In its World Economic Outlook (WEO), released on October 5, the fund projects the region’s growth to slow from 5% last year to 3.8% this year, before strengthening to 4.3% next year on the back of a moderate pickup in external demand, a modest recovery in oil prices, and an improvement in the outlook for Ebola-affected countries. In July, it forecast growth of 4.4% this year and 5.1% next year, down from 4.9% and 5.2%, respectively, projected in January.
IMF’s projection echoes that of the World Bank, released a day earlier, which forecast growth in the region at 3.7% this year and 4.4% next year.
Sub-Saharan Africa’s largest economy, Nigeria, has been severely affected by the oil price slump, as it relies on the oil and gas industry for nearly 90% of export income and more than 70% of overall government revenue. Africa’s largest oil producer has been severely hit by the weak oil prices that trimmed budget revenues and foreign exchange earnings, leading to a record low GDP growth of 2.4% y/y in the second quarter. The IMF’s full-year forecast was cut to 4.0% from 4.5% for 2015 and to 4.3% from 5.1% for 2016. Last year, the country’s economy expanded by 6.3%.
The oil price slump will also have a severe impact on sub-Saharan Africa’s second biggest oil producer, Angola, where growth is projected to slow from 4.8% in 2014 to 3.5% in both 2015 and 2016.
The continent’s best developed economy, South Africa, also saw a substantial downward revision – the IMF now expects growth to ease from 1.5% last year to 1.4% this year and further to 1.3% next year, “reflecting electricity-load shedding and other supply bottlenecks”, versus 2.0% and 2.1%, respectively, projected in July. The South African Reserve Bank (SARB) slashed last month its GDP growth outlook to 1.5% from 2.0% for 2015 and to 1.6% from 2.1% for 2016 following the surprise 1.3% q/q contraction in the second quarter, saying that growth will remain constrained by global developments and associated uncertainty and volatility, low business and consumer confidence and electricity supply shortages.

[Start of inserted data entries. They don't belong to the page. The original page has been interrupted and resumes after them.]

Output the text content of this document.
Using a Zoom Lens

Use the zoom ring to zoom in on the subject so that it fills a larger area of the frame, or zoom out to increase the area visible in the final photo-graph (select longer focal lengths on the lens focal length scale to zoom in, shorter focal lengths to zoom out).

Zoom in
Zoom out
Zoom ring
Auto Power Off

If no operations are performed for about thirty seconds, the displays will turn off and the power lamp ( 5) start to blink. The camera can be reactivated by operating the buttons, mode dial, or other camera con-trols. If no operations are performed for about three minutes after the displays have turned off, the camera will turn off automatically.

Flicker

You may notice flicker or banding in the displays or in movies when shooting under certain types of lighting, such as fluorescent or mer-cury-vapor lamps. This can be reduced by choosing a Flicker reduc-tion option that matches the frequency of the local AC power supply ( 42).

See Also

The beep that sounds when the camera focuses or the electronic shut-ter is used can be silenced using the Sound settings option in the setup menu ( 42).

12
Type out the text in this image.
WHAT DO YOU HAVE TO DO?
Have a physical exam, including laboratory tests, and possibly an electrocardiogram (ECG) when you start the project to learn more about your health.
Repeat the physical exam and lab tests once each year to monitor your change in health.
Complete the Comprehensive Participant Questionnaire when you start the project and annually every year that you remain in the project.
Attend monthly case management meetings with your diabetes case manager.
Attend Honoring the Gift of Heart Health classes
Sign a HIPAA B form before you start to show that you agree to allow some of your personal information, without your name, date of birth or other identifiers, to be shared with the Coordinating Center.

In Ghana, power shortages and fiscal consolidation are weighing on activity, which is projected to slow from 4.0% in 2014 to 3.5% in 2015 before recovering to 5.7% in 2016.
Among the region’s oil importers, projected to grow at 4% on average, a majority will continue to experience solid growth, especially low-income countries, where investment in infrastructure continues and private consumption remains strong, the IMF said. It noted that Ivory Coast, the Democratic Republic of the Congo (DRC), Ethiopia, Mozambique, and Tanzania are set to outperform with growth rates of about 7% or more this year and next. On the negative side, countries like Sierra Leone and Zambia, which have been hit by lower prices for their main export commodity, will underperform even as lower oil prices relieve their energy import bill.